Audo urged people to remember those who have been killed or forced out of the country.
“Every day people are forced to leave everything and flee,” he told the crowd. “There is a risk that the country will be emptied of all its churches.
“All the churches in Homs”--another major city--”have been destroyed since the beginning of the war.

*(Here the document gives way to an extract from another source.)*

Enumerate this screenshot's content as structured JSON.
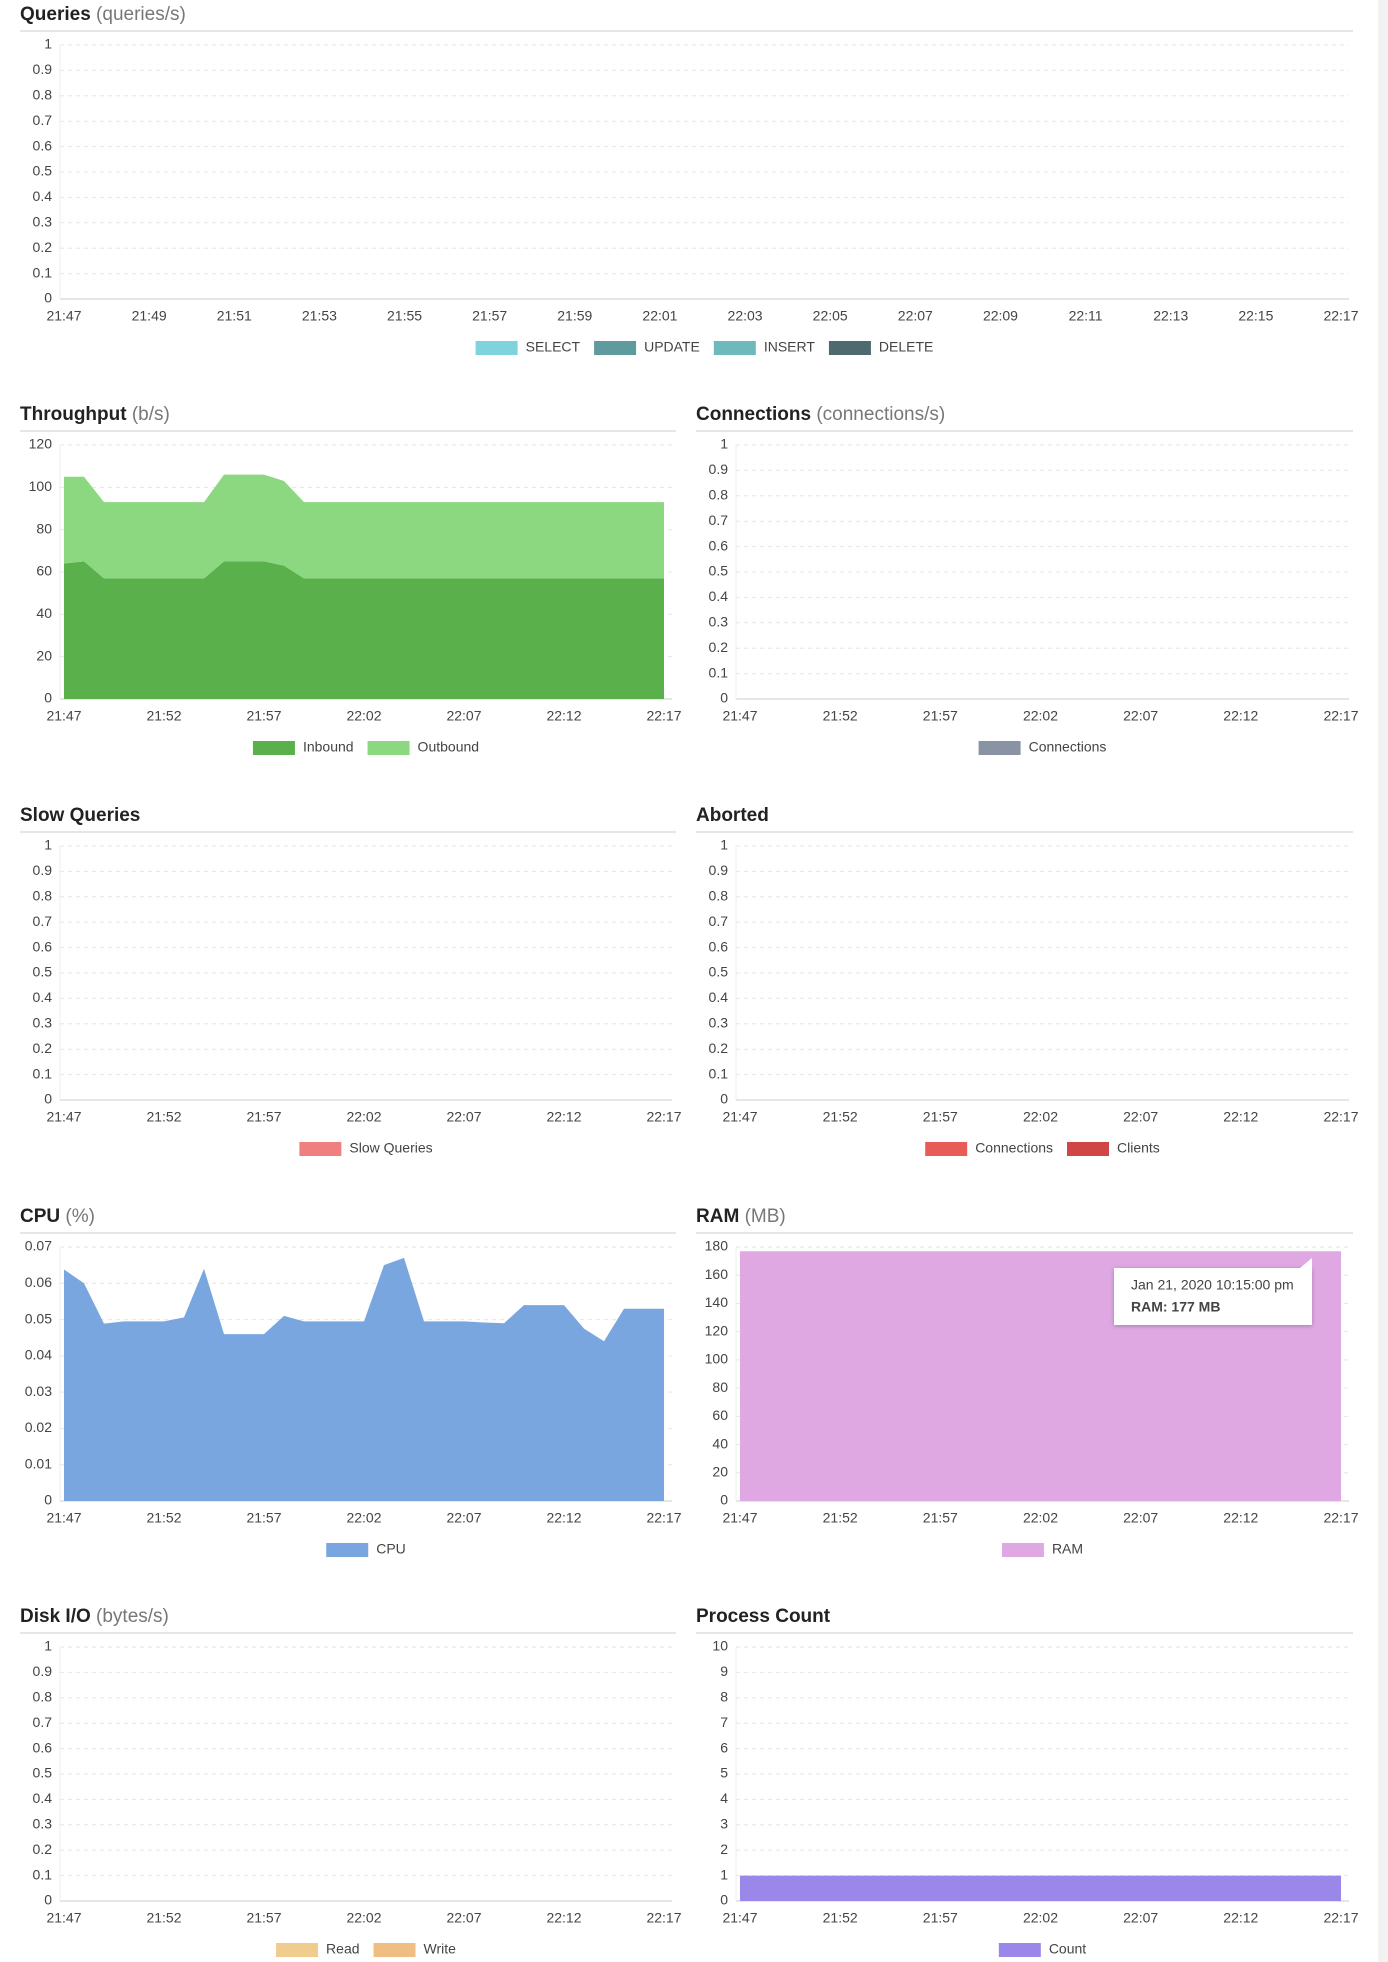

We are asking: Why are Christians being terrorized?”
Bishop Nunzio Galantino, secretary-general of the Italian Bishops’ Conference, also addressed the crowd.
“We are here to let persecuted Christians know that they have not been abandoned and (are) not alone and to ask people who walk through these piazzas to not forget these people,” said Galantino, who met recently with beleaguered Christians during pastoral visits to Iraq and Jordan.
Also on Friday, Vice President Joe Biden--who was at the Vatican for a church-sponsored conference on cancer research--met with the Vatican secretary of state, Cardinal Pietro Parolin, to discuss what the White House said was “the persecution of Christians and other religious minorities across the Middle East.”
At the Trevi Fountain event later that evening, as if to reinforce the urgency of the issue, graphic images of the Syrian war and violent attacks on Christians were projected on the white walls above a Baroque fountain whose swirling figures are most familiar as a backdrop for tourist photos and from scenes in classic Italian films.
As the images displayed, guest speakers also recalled the brutal murder of four nuns from Mother Teresa’s Missionaries of Charity, who were killed in Yemen in March, as well as the deaths of 147 students, many of them Christians, at the hands of al-Shabab militants in an attack on Garissa University in Kenya in 2015.
Aid to the Church in Need says the Christian population in Iraq has fallen from 1 million in 2002 to less than 300,000 today. The organization fears the Christian community will no longer exist there in five years.